Tuesday, January 17

Mmmmmm... lasagna!

A friend just starting on the writer's journey asked me how I deal with character descriptions, and sheesh, that is so not an easy topic to answer in a sentence or two. As I wrote her a mile-long email complete with helpful attachments, I realized I was describing lasagna to her. Yep, I write my own special recipe of literary lasagna, layering backstory with setting with character description with dialogue with conflict with ricotta.

Several times, I've heard writing a book compared to childbirth. I thought, "Wow, it must be so much more painful for men to write a book." I've heard it compared to learning to drive. Eventually it becomes second nature, but maybe after you've totaled an MS or two. How about dentist visits, anyone???

How best describes your writing process? Heard of other analogies I missed? Do you do small layers or do you work in chunks? Personally, I don't start with layers, but it's what I end up with after edits. Now the real reason behind this post: I'm starving!!!

A quick note to Roland Yeomans: If you happen to see this, I tell you I don't read such young protags normally, but now I eagerly (impatiently) await your next installment of The Legend of Victor Standish. Your writing is like a painting to me. I think it's amazing you're donating proceeds this month to Salvation Army, but I still kinda wanna smack you in the cliffhanger. Please take that as a compliment. You have me happily hanging here :)


  1. I like the analogy of lasagna, although I am starving right now. Layers and layers. That's how I think most of us write a story.

  2. My writing process is more like making sugar cookies. Mix a bunch of ingredients together, split the resulting mass up into manageable portions and shape them in my own unique way, dress things up a bit once everything's done, and then leave it on the shelf for a year and a half without touching it so it becomes stale.

    I wish my process was more like lasagna. No, actually, I wish today's lunch was more like lasagna.

  3. Oh, my! The food references. Why am I always hungry when I get on the computer? At least I'm not the only one craving lasagna now.

    Hey, Nate, so distance makes the heart grow... staler? Heck with it. I'd eat that cookie!
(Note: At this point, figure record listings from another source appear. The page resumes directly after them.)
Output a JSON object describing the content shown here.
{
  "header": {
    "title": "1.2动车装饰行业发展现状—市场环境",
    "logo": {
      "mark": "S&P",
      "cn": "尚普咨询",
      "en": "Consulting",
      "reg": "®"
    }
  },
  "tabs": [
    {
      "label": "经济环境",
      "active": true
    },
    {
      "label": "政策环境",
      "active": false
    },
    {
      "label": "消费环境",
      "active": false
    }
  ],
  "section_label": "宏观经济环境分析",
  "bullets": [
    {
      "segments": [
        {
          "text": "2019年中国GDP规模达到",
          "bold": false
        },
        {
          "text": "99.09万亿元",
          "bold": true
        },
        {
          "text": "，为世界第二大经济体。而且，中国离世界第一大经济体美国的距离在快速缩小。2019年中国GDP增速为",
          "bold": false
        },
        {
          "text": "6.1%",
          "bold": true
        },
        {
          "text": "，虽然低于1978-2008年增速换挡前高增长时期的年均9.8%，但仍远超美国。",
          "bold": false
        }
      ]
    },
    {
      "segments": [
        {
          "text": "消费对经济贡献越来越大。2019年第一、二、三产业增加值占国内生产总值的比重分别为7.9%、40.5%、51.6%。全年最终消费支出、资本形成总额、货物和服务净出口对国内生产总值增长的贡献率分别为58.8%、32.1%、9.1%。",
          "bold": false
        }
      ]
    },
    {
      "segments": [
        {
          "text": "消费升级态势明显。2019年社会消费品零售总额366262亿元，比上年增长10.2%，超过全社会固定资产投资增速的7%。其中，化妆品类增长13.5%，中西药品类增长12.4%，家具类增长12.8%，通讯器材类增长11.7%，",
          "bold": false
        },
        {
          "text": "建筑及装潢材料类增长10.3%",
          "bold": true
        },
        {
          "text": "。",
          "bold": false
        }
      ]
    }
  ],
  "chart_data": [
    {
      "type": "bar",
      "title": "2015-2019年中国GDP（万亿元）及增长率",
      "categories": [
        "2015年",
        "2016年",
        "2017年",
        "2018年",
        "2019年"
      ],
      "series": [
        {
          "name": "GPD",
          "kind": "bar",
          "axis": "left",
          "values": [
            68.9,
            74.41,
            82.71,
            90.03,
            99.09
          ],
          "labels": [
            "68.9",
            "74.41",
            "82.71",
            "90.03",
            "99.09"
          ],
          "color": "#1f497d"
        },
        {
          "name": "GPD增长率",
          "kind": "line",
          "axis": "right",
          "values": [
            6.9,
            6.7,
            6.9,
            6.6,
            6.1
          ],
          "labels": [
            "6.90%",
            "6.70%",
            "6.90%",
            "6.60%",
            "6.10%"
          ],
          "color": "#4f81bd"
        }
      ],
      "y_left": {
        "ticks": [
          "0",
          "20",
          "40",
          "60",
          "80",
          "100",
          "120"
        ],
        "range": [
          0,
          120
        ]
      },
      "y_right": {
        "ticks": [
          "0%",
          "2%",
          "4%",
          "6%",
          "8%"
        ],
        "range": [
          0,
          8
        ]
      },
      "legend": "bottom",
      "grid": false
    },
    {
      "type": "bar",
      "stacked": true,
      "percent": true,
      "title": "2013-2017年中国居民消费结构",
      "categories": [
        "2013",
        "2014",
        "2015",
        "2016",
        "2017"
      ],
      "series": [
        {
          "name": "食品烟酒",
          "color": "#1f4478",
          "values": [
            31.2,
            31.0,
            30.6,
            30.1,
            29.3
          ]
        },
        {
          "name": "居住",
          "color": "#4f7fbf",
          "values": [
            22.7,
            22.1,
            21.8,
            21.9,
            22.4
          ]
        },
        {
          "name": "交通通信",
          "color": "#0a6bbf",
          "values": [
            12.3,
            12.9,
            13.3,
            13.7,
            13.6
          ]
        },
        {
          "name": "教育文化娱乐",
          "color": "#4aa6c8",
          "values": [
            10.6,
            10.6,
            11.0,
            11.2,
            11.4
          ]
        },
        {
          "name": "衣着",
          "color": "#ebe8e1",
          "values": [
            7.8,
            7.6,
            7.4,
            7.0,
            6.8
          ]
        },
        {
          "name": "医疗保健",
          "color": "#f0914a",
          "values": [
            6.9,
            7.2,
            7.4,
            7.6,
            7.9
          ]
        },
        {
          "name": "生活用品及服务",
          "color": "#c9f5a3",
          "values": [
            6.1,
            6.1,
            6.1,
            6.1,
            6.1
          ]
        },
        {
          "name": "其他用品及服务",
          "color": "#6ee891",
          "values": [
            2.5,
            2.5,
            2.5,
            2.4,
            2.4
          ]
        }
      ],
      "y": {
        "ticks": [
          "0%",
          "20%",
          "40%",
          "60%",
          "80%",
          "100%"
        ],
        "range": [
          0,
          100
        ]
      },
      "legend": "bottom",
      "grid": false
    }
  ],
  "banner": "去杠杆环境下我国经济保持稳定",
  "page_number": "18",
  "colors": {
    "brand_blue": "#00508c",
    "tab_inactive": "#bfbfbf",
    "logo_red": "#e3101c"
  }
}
  4. Okay the lasagne pic is making me hungry!!! LOL

    My writing process is more like a movie... I just type out what's going on in the movie in my head. I learn more about the characters as they find themselves in new situations...

    I'm trying to think of a cooking reference, but nope! LOL Maybe like stew? It gets more flavorful as I go? LOL

    Great blog!

    Lisa :)

  5. Ooooh, those are good ones! And the stew--you know how it's so much better the next day. Chili's like that, too. I like the movie idea a lot. In fact, that's how I read. It plays in my head. Plus I read in whole sentences, thus why I read so quickly.

  6. If writing is like lasagne, then half the time mine is inedible!

  7. LOL, you're a Cordon Bleu in my book, Alex! Really, though, I think everyone's first draft ends up more like a soupy mess. By the time you get your draft into nice, yummy layers, you're so sick of lasagna, you want to swear off it a few years ;D

  8. ...I much prefer the analogy of writing to lasagna, as opposed to childbirth. I've watched all three of my children's births, and openly admit to anyone who asks, that I'd never go through with it ;)

    As for Roland, I agree, he's one of the best.

    Great post,


  9. Lasagna is a great way to think about it. All those layers and different flavors make for a great character. :-)

  10. I hadn't heard any of these analogies. Dentist? Too funny. :) A rollercoaster is the one I hear most often.

  11. Hi, El! I have five kids and I STILL agree with you, lol. Your book sounds good. I'm gonna have to come by your site and check it out ;)

    Misha, tastes great, less filling, huh? My problem is that bigger isn't always better. I have to learn to strip out what isn't 100% necessary.

    Haha, Janet, I love the rollercoaster one. And it's so appropriate, isn't it? That's how I feel when I get the nibbles from agents, but they don't pan out. Guess I'll have to just get better!